Nicholas Lanier (also LANIERE, baptized September 10, 1588 in London, buried February 24, 1665 / 1666 Greenwich in London ) was an English composer, singer, lutenist and painter.

Lanier was probably born in Greenwich and initially taught by his father, who played Sackbut. In 1613 he co-wrote with Giovanni Coperario for the wedding of the Earl of Somerset. He also wrote for Ben Jonson's Masque of Augurs and Lovers Made Men

1615 Lanier was included as a lute player in the Royal Chapel, where he also played the viola da gamba except the lute and sang. From 1625 he traveled several times to Italy to buy paintings for the king, and became known with the new Italian music of Claudio Monteverdi. They led him to bring the first time the elements of monody and recitative to England.

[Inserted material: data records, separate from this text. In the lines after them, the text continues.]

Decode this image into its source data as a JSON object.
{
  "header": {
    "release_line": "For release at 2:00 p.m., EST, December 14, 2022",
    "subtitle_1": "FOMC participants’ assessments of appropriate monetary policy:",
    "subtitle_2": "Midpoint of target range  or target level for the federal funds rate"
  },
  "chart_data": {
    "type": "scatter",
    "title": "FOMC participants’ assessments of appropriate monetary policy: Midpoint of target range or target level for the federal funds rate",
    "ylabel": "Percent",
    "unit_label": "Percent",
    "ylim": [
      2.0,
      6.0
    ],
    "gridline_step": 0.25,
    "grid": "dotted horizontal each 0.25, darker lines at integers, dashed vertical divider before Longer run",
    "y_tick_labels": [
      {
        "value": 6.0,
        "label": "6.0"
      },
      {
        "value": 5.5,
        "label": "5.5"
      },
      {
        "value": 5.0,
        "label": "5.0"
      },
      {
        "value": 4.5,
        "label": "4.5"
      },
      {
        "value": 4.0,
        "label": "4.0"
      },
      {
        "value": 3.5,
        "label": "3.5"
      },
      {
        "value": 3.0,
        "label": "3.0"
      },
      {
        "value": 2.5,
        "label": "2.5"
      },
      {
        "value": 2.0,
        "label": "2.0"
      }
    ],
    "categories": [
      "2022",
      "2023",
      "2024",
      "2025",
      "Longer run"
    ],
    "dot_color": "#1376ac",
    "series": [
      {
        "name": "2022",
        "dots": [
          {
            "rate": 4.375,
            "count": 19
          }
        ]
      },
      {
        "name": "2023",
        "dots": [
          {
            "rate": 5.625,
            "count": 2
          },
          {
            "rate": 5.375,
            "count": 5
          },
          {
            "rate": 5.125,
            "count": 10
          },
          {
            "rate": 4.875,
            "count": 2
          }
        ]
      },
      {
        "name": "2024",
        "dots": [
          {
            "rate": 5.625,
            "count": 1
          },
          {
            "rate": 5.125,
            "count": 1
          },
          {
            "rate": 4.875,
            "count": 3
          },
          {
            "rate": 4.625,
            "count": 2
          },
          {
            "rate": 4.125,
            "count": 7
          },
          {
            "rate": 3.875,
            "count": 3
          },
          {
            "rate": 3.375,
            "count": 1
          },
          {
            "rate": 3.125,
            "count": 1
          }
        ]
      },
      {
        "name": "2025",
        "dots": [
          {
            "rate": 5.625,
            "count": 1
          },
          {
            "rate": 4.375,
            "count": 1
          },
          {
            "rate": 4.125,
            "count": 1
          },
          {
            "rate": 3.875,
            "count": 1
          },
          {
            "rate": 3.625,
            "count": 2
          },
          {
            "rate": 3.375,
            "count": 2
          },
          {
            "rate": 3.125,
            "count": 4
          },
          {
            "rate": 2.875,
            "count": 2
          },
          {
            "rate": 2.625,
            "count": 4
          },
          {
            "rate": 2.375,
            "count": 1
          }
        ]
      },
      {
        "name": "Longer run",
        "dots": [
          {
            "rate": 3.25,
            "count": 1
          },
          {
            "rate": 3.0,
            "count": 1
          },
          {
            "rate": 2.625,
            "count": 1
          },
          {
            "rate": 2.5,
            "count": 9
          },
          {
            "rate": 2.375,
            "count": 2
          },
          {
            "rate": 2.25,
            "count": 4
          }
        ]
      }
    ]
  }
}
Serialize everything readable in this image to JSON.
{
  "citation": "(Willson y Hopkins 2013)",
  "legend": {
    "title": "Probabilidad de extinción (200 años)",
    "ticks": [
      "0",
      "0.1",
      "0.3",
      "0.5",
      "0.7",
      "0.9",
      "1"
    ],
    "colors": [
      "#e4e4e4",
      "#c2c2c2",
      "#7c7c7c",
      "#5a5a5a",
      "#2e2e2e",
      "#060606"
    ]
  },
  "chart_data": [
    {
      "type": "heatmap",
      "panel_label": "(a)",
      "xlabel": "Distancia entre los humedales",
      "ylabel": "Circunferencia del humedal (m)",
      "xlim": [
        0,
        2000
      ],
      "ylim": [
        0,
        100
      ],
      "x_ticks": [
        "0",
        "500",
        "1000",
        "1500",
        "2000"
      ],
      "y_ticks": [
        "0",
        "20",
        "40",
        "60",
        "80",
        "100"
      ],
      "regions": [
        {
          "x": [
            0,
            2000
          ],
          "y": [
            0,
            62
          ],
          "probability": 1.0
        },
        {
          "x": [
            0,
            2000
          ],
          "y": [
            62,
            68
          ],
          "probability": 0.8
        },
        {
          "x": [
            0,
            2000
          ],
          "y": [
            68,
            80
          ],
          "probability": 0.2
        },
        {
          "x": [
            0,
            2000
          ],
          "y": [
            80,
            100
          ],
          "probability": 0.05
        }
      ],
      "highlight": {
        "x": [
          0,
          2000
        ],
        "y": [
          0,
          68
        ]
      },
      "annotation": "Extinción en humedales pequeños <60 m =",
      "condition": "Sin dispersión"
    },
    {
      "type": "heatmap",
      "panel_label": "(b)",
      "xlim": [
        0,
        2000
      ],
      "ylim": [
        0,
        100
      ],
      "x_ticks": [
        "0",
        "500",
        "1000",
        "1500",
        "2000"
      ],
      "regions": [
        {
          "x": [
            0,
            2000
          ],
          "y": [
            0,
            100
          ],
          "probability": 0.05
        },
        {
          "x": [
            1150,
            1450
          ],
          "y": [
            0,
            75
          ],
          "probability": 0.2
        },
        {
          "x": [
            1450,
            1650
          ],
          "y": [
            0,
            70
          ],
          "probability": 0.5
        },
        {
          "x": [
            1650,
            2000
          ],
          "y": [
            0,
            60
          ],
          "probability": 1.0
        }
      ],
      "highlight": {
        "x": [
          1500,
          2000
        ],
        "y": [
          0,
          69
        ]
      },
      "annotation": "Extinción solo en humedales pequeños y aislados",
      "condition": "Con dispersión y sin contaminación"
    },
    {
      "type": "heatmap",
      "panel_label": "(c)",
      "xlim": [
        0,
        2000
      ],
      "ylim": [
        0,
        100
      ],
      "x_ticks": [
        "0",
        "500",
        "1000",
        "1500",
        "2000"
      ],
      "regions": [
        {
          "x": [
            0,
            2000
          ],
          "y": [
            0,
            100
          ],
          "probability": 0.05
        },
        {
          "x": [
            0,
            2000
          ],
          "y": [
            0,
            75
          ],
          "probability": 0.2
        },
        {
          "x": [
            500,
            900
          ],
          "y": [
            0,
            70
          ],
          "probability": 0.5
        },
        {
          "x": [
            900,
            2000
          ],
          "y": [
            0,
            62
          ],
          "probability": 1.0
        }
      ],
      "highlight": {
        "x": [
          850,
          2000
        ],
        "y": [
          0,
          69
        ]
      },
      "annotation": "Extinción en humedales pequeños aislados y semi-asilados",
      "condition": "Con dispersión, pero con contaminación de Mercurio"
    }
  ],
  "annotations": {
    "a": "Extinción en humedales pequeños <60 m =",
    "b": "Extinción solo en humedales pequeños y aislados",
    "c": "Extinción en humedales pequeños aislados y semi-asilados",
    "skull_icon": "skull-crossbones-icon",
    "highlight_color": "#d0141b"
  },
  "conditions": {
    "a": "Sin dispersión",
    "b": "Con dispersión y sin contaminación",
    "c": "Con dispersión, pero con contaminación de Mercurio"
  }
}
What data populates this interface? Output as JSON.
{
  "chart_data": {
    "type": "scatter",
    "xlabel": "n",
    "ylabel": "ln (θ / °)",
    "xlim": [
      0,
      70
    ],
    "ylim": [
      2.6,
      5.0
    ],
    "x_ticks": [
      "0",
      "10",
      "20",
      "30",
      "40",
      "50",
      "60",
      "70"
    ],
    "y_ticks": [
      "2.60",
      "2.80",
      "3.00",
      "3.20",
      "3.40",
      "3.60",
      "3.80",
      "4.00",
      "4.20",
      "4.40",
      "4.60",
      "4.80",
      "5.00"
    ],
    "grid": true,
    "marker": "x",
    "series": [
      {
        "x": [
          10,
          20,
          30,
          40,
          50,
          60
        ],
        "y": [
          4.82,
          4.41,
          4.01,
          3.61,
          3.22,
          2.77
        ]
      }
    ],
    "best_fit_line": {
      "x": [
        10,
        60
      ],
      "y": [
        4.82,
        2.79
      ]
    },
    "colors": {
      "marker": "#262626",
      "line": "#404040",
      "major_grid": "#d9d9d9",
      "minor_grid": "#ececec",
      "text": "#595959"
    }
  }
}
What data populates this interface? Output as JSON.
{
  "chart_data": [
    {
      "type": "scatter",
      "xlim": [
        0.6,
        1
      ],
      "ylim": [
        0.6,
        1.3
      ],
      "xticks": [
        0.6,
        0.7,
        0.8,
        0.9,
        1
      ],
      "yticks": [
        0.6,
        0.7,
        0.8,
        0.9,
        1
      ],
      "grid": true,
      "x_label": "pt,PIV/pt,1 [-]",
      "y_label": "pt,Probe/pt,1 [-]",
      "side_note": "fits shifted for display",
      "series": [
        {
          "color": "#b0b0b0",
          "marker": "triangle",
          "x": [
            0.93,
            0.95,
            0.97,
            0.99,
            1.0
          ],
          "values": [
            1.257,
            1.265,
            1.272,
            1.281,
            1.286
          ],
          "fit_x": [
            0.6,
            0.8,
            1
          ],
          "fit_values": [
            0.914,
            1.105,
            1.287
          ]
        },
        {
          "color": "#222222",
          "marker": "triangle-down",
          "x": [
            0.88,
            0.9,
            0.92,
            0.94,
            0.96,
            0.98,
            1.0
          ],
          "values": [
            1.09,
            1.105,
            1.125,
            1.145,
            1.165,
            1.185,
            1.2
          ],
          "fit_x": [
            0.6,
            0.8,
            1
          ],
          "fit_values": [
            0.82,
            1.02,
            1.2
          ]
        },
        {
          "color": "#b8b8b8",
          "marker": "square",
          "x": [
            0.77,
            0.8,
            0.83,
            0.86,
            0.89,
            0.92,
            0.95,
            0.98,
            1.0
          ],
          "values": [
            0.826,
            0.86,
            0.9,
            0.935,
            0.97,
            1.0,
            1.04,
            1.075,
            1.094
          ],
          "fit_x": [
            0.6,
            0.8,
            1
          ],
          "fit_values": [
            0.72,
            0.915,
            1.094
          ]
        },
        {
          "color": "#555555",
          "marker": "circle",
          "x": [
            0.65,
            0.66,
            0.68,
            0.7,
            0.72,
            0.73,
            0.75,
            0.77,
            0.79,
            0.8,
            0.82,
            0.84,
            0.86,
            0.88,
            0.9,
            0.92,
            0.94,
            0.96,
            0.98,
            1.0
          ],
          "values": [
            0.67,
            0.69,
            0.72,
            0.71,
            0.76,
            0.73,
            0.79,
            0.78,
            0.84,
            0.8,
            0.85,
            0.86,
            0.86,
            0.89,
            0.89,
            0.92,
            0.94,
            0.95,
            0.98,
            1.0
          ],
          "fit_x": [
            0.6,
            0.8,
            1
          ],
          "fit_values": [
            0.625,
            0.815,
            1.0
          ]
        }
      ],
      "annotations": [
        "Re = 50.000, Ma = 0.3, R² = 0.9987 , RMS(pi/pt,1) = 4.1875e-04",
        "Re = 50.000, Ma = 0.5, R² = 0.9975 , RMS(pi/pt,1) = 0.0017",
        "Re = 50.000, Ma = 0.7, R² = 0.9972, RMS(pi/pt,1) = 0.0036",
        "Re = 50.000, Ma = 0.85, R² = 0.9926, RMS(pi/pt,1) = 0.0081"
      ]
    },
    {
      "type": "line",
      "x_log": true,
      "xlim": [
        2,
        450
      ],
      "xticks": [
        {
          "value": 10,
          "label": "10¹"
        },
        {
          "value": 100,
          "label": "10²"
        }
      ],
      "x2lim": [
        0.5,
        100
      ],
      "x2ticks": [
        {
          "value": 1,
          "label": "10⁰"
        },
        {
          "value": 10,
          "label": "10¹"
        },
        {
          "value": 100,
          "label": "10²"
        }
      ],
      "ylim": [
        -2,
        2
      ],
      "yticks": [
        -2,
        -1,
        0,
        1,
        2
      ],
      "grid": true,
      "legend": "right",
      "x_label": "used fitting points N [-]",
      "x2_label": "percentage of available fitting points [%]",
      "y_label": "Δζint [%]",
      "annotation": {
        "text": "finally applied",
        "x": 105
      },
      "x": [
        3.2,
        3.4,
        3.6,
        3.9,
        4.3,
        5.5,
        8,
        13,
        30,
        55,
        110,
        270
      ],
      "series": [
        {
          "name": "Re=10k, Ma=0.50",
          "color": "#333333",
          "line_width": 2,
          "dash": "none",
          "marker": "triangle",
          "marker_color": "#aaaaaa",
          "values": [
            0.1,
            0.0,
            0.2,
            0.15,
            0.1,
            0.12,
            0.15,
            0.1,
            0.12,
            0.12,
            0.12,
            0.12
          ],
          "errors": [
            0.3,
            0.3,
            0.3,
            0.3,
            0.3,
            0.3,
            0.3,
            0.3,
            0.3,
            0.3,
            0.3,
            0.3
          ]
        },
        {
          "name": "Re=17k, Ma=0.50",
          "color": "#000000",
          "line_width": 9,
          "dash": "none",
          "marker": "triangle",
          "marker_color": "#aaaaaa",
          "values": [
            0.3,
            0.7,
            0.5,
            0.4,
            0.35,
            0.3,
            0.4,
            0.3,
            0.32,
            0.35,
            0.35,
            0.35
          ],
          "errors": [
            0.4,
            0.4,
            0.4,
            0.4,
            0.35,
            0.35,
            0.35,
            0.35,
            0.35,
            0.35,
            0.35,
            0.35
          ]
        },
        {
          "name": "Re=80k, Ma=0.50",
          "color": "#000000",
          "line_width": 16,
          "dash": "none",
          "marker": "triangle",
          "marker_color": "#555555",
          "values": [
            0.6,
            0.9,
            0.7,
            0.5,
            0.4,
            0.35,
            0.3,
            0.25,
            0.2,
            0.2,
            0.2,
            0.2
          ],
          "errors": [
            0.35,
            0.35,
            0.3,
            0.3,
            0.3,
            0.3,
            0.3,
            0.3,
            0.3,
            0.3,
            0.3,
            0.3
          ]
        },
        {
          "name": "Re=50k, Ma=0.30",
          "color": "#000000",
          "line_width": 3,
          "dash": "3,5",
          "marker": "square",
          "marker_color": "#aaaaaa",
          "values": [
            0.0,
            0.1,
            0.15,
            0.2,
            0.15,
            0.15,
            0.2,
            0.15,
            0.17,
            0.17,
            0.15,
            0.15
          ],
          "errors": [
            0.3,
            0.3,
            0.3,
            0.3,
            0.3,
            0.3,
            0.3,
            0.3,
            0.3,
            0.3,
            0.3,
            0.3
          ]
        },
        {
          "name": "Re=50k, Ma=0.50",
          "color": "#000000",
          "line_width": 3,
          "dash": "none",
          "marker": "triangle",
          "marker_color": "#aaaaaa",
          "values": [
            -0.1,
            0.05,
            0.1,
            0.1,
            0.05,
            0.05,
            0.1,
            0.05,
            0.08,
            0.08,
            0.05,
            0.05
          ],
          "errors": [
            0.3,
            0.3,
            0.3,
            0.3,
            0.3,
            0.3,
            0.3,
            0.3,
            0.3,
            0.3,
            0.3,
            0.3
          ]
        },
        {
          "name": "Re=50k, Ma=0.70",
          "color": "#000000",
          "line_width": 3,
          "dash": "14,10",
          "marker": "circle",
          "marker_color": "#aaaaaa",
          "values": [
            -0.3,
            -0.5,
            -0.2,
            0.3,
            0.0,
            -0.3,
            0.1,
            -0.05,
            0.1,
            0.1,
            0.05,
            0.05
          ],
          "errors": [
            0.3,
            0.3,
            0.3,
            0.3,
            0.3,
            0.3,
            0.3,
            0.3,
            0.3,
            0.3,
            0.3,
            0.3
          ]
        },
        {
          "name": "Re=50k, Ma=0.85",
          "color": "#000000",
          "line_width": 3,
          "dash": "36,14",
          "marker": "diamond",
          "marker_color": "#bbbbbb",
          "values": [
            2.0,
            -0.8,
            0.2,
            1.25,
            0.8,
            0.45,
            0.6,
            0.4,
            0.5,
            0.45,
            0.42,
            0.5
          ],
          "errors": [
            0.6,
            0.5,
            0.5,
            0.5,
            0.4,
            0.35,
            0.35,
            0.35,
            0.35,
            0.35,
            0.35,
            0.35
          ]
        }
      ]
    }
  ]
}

Lanier received in 1626 the new title " Master of the King's Music " and thus became the ancestor of the British court composer. During the Commonwealth of England, he lived in Holland, but returned in 1660 back into the English service.

Lanier there is a self-portrait that has the music faculty of the University of Oxford, and an oil painting by Sir Anthony Van Dyck, the 1625 on a trip to Italy in Genoa, where van Dyck was staying at the time, was ( in the possession of the Kunsthistorisches Museum Vienna ).